L’objectif 2030 impose désormais moins de slogans et davantage de vérification. Les pays doivent savoir où persistent les infections, combien de patients ignorent leur statut et pourquoi les personnes diagnostiquées n’accèdent pas au traitement. L’intégration dans les soins primaires peut réduire les coûts et les déplacements, mais elle exige du personnel, des systèmes d’information compatibles et des achats de médicaments prévisibles. Une campagne annuelle ne compense pas un service indisponible le reste du temps.

Le rapport mondial 2026 apporte une boussole, pas une photographie parfaite. Les intervalles d’incertitude sur la mortalité, les différences de surveillance et les retards de notification invitent à éviter les comparaisons trop précises entre pays. Ils ne changent pas l’ordre de grandeur : l’hépatite virale reste l’une des infections les plus meurtrières, malgré des moyens de prévention et de traitement éprouvés.

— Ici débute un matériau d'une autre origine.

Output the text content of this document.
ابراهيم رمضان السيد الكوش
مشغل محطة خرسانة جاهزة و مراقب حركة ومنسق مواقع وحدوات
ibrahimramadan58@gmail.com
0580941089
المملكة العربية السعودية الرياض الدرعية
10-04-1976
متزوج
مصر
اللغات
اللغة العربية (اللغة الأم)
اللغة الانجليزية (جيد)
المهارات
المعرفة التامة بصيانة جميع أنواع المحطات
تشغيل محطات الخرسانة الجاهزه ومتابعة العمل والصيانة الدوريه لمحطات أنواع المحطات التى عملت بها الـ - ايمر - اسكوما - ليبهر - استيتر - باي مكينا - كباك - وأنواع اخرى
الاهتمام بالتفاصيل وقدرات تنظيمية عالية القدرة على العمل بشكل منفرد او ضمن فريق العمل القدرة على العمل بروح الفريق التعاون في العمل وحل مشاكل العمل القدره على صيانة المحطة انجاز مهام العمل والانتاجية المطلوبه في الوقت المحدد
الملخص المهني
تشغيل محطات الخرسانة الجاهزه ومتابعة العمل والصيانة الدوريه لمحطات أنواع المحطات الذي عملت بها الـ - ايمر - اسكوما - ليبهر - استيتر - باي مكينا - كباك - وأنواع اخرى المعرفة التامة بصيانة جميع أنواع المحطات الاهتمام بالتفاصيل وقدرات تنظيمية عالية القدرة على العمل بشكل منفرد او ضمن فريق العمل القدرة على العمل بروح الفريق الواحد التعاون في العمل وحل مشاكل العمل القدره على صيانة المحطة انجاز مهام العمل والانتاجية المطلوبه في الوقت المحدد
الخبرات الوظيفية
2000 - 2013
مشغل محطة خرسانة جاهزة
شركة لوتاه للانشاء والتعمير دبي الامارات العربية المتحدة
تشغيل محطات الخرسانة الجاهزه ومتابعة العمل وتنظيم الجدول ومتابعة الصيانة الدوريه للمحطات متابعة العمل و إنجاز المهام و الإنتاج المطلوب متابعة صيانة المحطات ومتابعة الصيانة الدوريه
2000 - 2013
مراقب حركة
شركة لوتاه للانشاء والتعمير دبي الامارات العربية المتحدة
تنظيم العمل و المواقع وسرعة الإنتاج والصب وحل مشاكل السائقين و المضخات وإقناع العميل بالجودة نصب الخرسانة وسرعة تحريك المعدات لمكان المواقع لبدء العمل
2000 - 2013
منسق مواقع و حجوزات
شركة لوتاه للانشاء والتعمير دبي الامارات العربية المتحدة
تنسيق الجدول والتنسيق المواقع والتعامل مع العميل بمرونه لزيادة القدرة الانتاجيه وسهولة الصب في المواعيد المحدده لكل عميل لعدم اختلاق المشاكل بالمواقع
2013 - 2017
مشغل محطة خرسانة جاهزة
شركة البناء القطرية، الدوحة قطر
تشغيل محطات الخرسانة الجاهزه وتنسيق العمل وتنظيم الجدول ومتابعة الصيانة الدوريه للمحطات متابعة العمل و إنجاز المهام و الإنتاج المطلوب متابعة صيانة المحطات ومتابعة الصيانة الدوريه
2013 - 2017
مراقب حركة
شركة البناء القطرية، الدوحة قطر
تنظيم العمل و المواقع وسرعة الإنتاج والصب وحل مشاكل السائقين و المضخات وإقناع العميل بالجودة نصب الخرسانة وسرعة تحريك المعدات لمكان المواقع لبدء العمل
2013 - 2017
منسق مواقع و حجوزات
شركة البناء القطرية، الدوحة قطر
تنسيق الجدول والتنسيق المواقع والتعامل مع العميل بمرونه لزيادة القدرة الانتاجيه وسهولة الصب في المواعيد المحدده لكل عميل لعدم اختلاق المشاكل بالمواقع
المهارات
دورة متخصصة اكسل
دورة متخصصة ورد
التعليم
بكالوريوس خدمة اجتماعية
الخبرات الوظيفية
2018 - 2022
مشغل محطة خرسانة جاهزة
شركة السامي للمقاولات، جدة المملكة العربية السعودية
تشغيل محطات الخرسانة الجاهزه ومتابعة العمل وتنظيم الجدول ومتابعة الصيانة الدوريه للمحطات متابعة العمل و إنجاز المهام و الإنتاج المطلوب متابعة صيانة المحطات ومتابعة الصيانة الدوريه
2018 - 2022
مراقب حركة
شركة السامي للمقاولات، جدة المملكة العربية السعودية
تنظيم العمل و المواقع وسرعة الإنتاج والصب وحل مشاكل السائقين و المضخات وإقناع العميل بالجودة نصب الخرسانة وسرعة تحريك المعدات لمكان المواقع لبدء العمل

Le 28 juillet peut donc être lu comme un test de cohérence sanitaire. Si les prochains mois augmentent la dose de naissance, le dépistage ciblé et l’accès réel aux antiviraux, la courbe peut encore infléchir. Si l’action se limite à sensibiliser, les complications continueront d’arriver tard dans les services d’oncologie et d’hépatologie. La question décisive n’est plus de savoir si l’on peut prévenir ces décès, mais combien de systèmes de santé organiseront enfin le trajet complet entre le test et le traitement.

Sources

Analyse Critique

La campagne 2026 s’appuie sur des interventions éprouvées, mais elle ne doit pas confondre disponibilité théorique et accès réel. Le progrès dépendra moins d’un nouvel outil spectaculaire que de la capacité à relier vaccination, dépistage, confirmation et traitement dans les systèmes de santé ordinaires.

Opportunités

  • Intégrer le test aux soins primaires peut détecter plus tôt les infections sans créer un parcours séparé.
  • La dose de naissance contre l’hépatite B prévient une part majeure des transmissions mère-enfant.
  • Les antiviraux contre l’hépatite C permettent de convertir rapidement un diagnostic en guérison.

Risques

  • Un dépistage élargi sans confirmation ni traitement disponible augmente les patients perdus de vue.
  • Les ruptures de vaccins et les accouchements hors structure fragilisent la dose dans les vingt-quatre heures.
  • La stigmatisation liée au sang, à la sexualité ou à l’usage de drogues peut éloigner des soins.

Questions ouvertes

  • Quels pays financeront durablement l’intégration du dépistage avant l’échéance de 2030 ?
  • Comment améliorer les estimations de mortalité dans les systèmes de surveillance incomplets ?
  • Les baisses de prix atteindront-elles les populations aujourd’hui éloignées du traitement ?

Les gagnants d’une accélération seraient d’abord les personnes aujourd’hui diagnostiquées trop tard, ainsi que les systèmes de santé qui éviteraient des cirrhoses et cancers coûteux. Les perdants d’une réponse incomplète resteraient les nouveau-nés hors maternité, les populations stigmatisées et les territoires sans traitement continu. Les chiffres mondiaux fixent l’urgence ; les cascades nationales de soins diront si elle se traduit enfin en vies sauvées.